Boyle streamlined for Slumdog Millionaire, taking a nimble team of 10 with him to the chaotic slums of Mumbai, India, though he was abetted by a local crew. A major snag occurred even before shooting began, when a pair of young Indian boys cast in key roles couldn’t act in English. Although Boyle had raised money on the basis of an English-language script, he told his producers—Pathé in Europe and Warner Independent, Stateside—that he wanted to film the children’s scenes in Hindi.

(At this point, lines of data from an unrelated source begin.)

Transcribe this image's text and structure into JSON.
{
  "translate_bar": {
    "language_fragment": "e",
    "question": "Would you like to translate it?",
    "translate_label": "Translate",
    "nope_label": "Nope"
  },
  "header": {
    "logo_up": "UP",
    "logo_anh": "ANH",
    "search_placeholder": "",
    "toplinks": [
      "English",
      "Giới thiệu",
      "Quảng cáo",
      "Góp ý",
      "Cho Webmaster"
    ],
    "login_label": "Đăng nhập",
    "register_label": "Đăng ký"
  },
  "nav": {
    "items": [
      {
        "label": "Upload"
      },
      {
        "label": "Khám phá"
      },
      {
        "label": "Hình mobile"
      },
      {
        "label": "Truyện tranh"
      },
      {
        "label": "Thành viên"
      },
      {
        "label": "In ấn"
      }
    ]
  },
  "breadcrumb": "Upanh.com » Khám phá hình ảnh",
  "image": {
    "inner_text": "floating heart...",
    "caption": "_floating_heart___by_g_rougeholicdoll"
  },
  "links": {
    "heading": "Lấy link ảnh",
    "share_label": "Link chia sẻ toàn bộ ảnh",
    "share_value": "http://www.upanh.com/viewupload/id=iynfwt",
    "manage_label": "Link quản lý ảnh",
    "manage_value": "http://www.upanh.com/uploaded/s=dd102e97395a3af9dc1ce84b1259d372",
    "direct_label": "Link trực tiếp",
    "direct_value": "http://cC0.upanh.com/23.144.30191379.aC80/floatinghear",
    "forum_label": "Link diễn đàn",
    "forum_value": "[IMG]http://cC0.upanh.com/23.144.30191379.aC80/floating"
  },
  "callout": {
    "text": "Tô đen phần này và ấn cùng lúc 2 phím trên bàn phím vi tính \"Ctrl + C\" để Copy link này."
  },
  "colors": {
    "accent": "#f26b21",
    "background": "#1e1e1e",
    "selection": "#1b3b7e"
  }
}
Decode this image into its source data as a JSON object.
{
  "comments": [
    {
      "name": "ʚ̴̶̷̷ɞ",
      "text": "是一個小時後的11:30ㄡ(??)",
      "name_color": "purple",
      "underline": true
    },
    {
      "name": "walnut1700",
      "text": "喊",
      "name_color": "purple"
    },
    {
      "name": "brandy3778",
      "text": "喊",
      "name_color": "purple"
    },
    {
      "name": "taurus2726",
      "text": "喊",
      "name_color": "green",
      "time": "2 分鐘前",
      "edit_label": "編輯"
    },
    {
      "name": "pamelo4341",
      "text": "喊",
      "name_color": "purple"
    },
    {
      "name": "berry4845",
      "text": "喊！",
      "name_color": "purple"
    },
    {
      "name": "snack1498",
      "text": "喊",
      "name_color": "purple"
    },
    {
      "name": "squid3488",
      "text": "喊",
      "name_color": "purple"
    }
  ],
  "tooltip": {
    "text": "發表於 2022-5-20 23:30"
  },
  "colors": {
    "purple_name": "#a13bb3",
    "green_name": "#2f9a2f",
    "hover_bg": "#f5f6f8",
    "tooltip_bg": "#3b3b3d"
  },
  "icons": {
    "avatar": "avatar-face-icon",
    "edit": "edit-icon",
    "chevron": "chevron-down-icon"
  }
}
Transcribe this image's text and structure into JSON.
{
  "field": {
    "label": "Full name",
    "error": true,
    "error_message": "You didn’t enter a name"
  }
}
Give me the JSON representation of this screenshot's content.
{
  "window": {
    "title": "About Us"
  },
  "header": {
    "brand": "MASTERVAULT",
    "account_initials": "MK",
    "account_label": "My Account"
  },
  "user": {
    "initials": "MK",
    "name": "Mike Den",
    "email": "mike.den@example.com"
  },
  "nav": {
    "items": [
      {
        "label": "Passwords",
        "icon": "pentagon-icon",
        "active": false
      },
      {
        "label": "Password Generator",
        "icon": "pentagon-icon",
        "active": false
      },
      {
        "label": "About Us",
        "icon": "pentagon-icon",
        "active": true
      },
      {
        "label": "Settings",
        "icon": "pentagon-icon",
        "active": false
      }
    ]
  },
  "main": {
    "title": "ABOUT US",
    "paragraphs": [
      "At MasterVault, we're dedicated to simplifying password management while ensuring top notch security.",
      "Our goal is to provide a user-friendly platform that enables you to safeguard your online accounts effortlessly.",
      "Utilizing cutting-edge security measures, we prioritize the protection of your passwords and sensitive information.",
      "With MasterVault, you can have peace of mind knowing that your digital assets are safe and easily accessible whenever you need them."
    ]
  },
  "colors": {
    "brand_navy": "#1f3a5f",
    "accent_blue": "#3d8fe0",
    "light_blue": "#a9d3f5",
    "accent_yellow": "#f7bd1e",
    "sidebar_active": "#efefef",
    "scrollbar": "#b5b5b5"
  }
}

Boyle admits the idea must have struck them as crazy, but because only $13 million was at stake, he had just enough personal leverage to squeak the major changes past the moneymen. “I’ve had a couple of hits,” Boyle says with the good cheer of a director looking at his next. “They gritted their teeth and went, ‘Okay.’”
Then in May, Warner Bros. threw the fate of Slumdog into doubt when it axed its two specialty divisions, Warner Independent Pictures and Picturehouse, home to 2007’s Oscar winner La Vie en Rose. “I’m a card-carrying adult, and I love these movies, but it’s never been a high-margin business,” Warner chief Alan Horn told Variety at the time, drawing a hard line between prestige and the profits earned from Warner’s “high-margin” Harry Potter and Batman franchises. Insiders glumly wondered whether other studios would also close their boutique operations to focus on “tent pole” blockbusters as Warner had done. Such an eventuality would hurt independent filmmakers because the studios’ smaller specialty divisions finance projects under their own labels, as Focus Features (a division of Universal Pictures) did with Brokeback Mountain (2005), or buy the distribution rights for films financed outside the studio, as Focus did with Milk when it agreed to pay 50 percent of the film’s financing but only after it was completed. (However they are produced, most indie films rely on the studios for distribution.) That Slumdog was sloughed off by Warner only to re-emerge as a hot property appears to be almost karmic retribution meted out by a puckish film god.